Project description:Several different nosological classifications have been used over time for vascular malformations (VMs) since clinical and pathological signs are largely overlapping. In a large proportion of cases, VMs are generated by somatic mosaicism in key genes, belonging to a few different molecular pathways. Therefore, molecular characterization may help in the understanding of the biological mechanisms related to the development of pathology. Tissue biopsy is not routinely included in the diagnostic path because of the need for fresh tissue specimens and the risk of bleeding.
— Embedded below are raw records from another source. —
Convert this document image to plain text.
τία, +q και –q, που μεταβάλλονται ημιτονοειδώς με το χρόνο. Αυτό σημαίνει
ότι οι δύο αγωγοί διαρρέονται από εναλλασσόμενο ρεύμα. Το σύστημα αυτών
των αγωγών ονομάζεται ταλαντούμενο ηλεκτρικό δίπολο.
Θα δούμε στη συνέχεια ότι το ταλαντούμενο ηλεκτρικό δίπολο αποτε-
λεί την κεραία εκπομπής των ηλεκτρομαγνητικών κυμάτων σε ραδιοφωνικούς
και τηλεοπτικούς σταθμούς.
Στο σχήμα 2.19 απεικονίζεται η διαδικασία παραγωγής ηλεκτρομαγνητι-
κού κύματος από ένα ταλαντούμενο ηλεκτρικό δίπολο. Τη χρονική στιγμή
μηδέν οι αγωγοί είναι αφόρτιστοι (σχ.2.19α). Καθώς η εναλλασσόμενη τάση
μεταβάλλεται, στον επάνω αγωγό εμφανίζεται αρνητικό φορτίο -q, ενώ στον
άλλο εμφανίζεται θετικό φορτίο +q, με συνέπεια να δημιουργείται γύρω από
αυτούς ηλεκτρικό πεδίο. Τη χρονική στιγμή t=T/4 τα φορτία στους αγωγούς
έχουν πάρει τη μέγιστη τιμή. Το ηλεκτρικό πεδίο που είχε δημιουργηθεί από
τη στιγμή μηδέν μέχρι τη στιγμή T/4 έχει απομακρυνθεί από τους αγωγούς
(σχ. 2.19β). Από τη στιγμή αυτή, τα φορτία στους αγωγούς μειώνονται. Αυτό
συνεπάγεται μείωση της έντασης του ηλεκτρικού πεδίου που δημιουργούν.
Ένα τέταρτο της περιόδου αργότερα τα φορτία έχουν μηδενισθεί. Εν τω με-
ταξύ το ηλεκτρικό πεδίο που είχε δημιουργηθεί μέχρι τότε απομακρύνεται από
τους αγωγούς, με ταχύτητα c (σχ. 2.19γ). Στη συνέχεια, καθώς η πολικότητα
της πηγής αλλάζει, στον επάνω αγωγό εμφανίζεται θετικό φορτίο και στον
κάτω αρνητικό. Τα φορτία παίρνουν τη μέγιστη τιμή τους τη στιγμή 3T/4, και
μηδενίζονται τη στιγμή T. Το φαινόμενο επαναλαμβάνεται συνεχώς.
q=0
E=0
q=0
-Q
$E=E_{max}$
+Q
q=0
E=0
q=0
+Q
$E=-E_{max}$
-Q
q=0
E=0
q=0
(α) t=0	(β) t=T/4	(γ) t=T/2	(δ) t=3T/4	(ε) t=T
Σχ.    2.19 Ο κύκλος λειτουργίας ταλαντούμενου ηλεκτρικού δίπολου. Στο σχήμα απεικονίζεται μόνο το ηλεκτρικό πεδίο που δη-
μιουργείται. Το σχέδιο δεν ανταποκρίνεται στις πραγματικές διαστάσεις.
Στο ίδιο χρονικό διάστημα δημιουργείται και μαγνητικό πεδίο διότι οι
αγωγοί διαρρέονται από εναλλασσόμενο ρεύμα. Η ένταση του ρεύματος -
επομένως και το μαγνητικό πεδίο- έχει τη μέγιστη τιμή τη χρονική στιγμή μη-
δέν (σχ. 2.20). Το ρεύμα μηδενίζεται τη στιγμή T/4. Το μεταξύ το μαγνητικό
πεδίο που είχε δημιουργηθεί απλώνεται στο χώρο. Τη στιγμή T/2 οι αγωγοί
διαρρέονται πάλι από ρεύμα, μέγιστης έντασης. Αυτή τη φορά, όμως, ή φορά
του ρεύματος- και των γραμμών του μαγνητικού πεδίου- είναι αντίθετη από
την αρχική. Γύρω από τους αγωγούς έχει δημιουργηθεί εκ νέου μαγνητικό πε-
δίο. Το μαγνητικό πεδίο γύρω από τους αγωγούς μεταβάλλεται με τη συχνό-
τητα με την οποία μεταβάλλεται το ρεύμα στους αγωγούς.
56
Bypassing the need for bioptic samples, we took advantage of the possibility of isolating cell-free DNA likely released by the affected tissues, to molecularly characterize 53 patients by cfDNA-NGS liquid biopsy. We found a good match between the identified variant and the clinical presentation. PIK3CA variants were found in 67% of Klippel Trenaunay Syndrome individuals; KRAS variants in 60% of arteriovenous malformations; MET was mutated in 75% of lymphovenous malformations. Our results demonstrate the power of cfDNA-NGS liquid biopsy in VMs clinical classification, diagnosis, and treatment. Indeed, tailored repurposing of pre-existing cancer drugs, such as PIK3CA, KRAS, and MET inhibitors, can be envisaged as adjuvant treatment, in addition to surgery and/or endovascular treatment, in the above-defined VMs categories, respectively.